I love that movie. I'm sure I have some asshole friends that would do the typical and say 'the book is better' but in the book, you can't see Christina Ricci's tits. lol.

I have been on medication for my depression for a few years now after years without any treatment. Personally, I hate the way they make me feel. I can't be happy, I can't be sad. I can only be bland. I hated the feelings that came with my depression without medication, but I liked who I was a hell of a lot more.
And as of late, the medication hasn't been enough. I still find myself in very deep depressive episodes. I'd probably just stop but withdrawls on my current medication are HORRIBLE and I start to feel them if I'm a few hours late taking my pill. I went through withdrawls with Paxil and that was bad enough but I dunno if I can handle these.
Not only that but I have a 9 month old son and I love him to no end and I'm afraid of what may happen if I stop my medication and that he may be left without a daddy.

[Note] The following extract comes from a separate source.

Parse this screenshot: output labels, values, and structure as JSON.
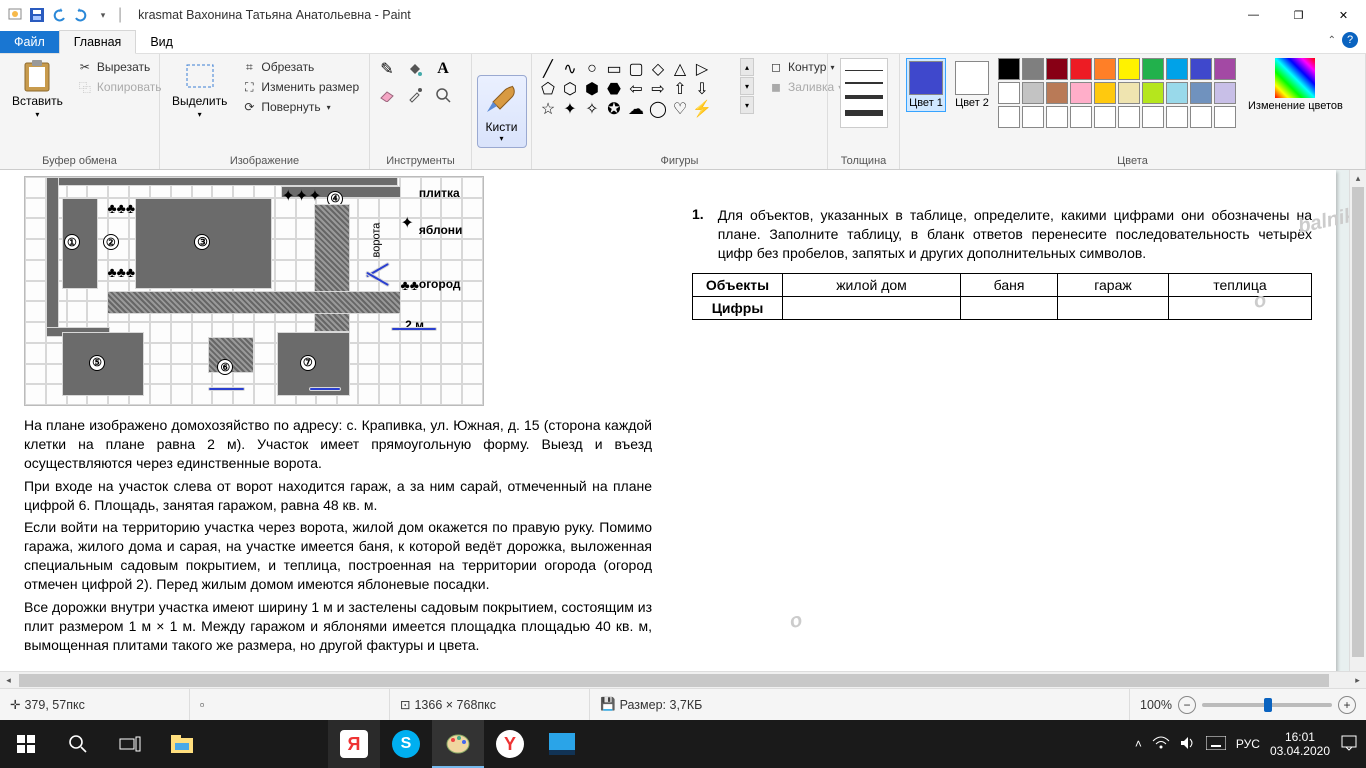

The end of the movie makes a valid point. People are getting anti-depressants these days because they're bored with life. My girlfriend's parents are both on anti-depressants and neither are depressed. Hell, they don't even understand depression. They actually fussed at my girlfriend for wanting help for her depression. That type of people bug me to the core.

Keep your head up, brother. I wish I had the strength and determination that you do. I have a friend like that who I strongly envy/admire. He can just sit there and talk things out to himself and basically talk himself out of a depressive state. He's gay, too (I'm guessing that you're gay from this post). Maybe it comes from the strength it takes to survive as a homosexual in America.